The Sacrament of Baptism is, from a certain perspective, the most important of the seven sacraments of the Church, because it opens the door to all the other sacraments. Of course, the Holy Eucharist is, in itself, more important, because it is God Himself whom we receive, the Source and Fountain of all graces. It is, as it were, the foundation for all the other ones. We cannot receive any other sacrament fruitfully if our soul hasn’t been first washed clean from all sin and given a participation in the Divine Nature (2 Pe 1:4).

The Sacrament of Baptism was established, in a sense, on the day when Our Lord received the “baptism of repentance” administered by St. John in the river Jordan. At that moment, as St. Maximus of Turin—a Church Father who died around 460 A.D.—Jesus went into the waters, “not to be made holy by the water, but to make the water holy, and by his cleansing to purify the waters which he touched.”

After our Lord rose from the waters of the Jordan, there was an awe-inspiring manifestation—the skies opened, and while the Holy Spirit descended upon the Son of God made flesh, the Voice of God the Father was heard saying “This is my beloved Son, with whom I am well pleased” (Mt 3:17). At that moment our Lord Jesus was consecrated by the Holy Spirit to be the Light of the nations and the Redeemer of all the world.

In a very similar way, those that receive the Baptism of Christ are first cleansed from all stain of sin and then given a participation in the divine nature though Sanctifying Grace, and as a result, the Most Holy Trinity—Father, Son and Holy Spirit—come and make their dwelling in that soul.

This is why there is no greater thing that we can receive in this world—other than God Himself in the Eucharist—than the Sacrament of Baptism.

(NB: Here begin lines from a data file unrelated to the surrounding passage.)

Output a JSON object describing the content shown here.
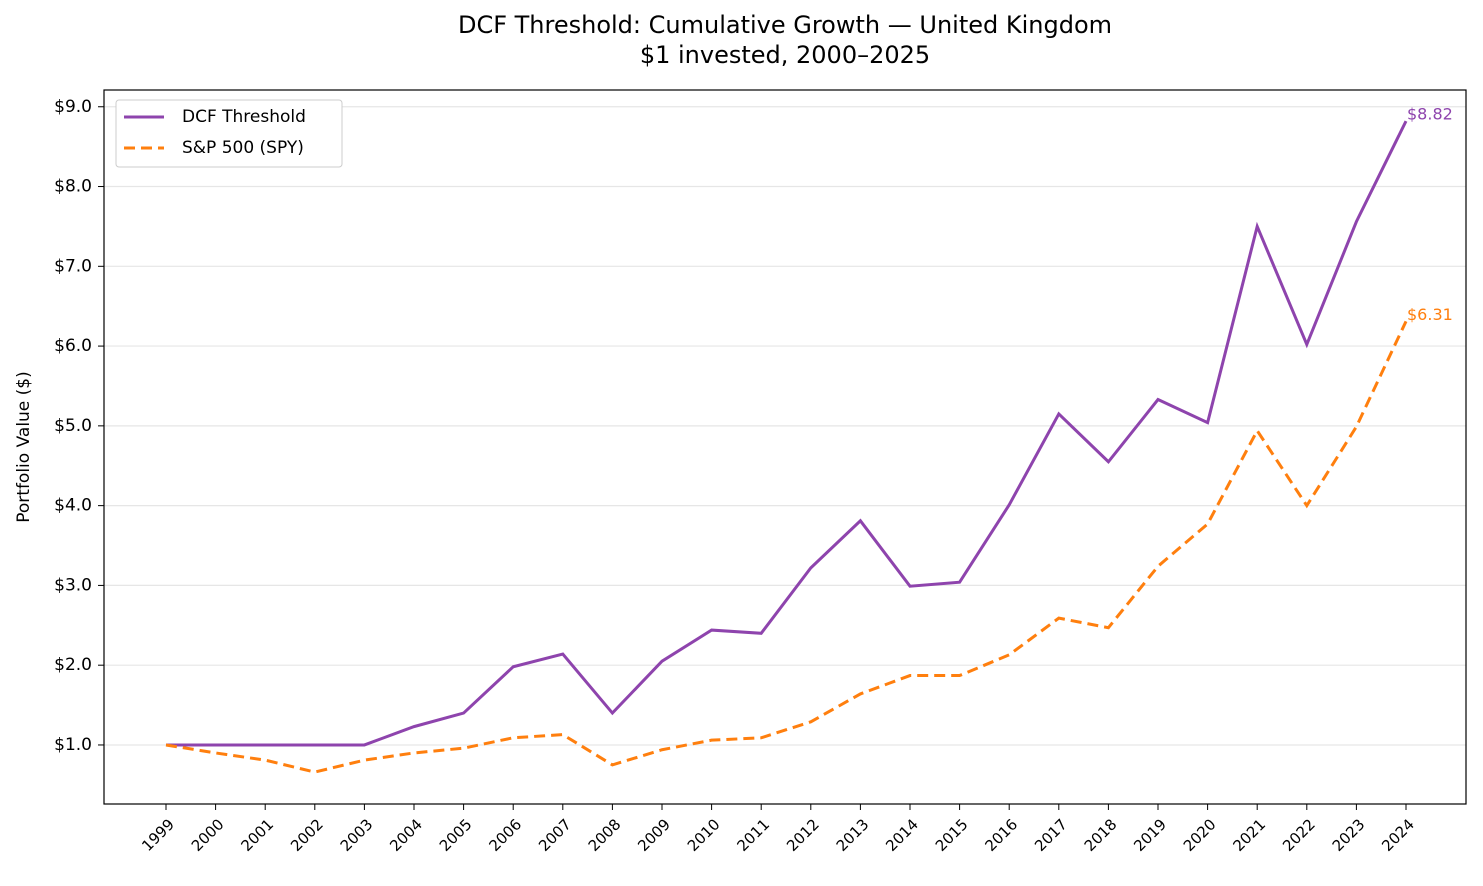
{
  "chart_data": {
    "type": "line",
    "title": "DCF Threshold: Cumulative Growth — United Kingdom",
    "subtitle": "$1 invested, 2000–2025",
    "y_label": "Portfolio Value ($)",
    "categories": [
      "1999",
      "2000",
      "2001",
      "2002",
      "2003",
      "2004",
      "2005",
      "2006",
      "2007",
      "2008",
      "2009",
      "2010",
      "2011",
      "2012",
      "2013",
      "2014",
      "2015",
      "2016",
      "2017",
      "2018",
      "2019",
      "2020",
      "2021",
      "2022",
      "2023",
      "2024"
    ],
    "series": [
      {
        "name": "DCF Threshold",
        "color": "#8e44ad",
        "dashed": false,
        "values": [
          1.0,
          1.0,
          1.0,
          1.0,
          1.0,
          1.23,
          1.4,
          1.98,
          2.14,
          1.4,
          2.05,
          2.44,
          2.4,
          3.22,
          3.81,
          2.99,
          3.04,
          4.01,
          5.15,
          4.55,
          5.33,
          5.04,
          7.5,
          6.02,
          7.56,
          8.82
        ],
        "value_labels": [
          null,
          null,
          null,
          null,
          null,
          null,
          null,
          null,
          null,
          null,
          null,
          null,
          null,
          null,
          null,
          null,
          null,
          null,
          null,
          null,
          null,
          null,
          null,
          null,
          null,
          "$8.82"
        ]
      },
      {
        "name": "S&P 500 (SPY)",
        "color": "#ff7f0e",
        "dashed": true,
        "values": [
          1.0,
          0.9,
          0.81,
          0.66,
          0.81,
          0.9,
          0.96,
          1.09,
          1.13,
          0.75,
          0.94,
          1.06,
          1.09,
          1.29,
          1.64,
          1.87,
          1.87,
          2.13,
          2.59,
          2.47,
          3.24,
          3.77,
          4.94,
          4.0,
          4.99,
          6.31
        ],
        "value_labels": [
          null,
          null,
          null,
          null,
          null,
          null,
          null,
          null,
          null,
          null,
          null,
          null,
          null,
          null,
          null,
          null,
          null,
          null,
          null,
          null,
          null,
          null,
          null,
          null,
          null,
          "$6.31"
        ]
      }
    ],
    "ylim": [
      0.26,
      9.21
    ],
    "yticks": [
      {
        "value": 1,
        "label": "$1.0"
      },
      {
        "value": 2,
        "label": "$2.0"
      },
      {
        "value": 3,
        "label": "$3.0"
      },
      {
        "value": 4,
        "label": "$4.0"
      },
      {
        "value": 5,
        "label": "$5.0"
      },
      {
        "value": 6,
        "label": "$6.0"
      },
      {
        "value": 7,
        "label": "$7.0"
      },
      {
        "value": 8,
        "label": "$8.0"
      },
      {
        "value": 9,
        "label": "$9.0"
      }
    ],
    "grid": true,
    "legend": "upper-left"
  }
}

If you haven’t been baptized, you should seriously consider receiving Baptism as soon as you reasonably can. And, if you have been given the grace of receiving this life-giving sacrament, you should be grateful to our Lord for such an immense grace and learn to value it and cherish it as the greatest treasure you have received.

May we never stain, through mortal sin, the “white robe” of grace given us in Baptism!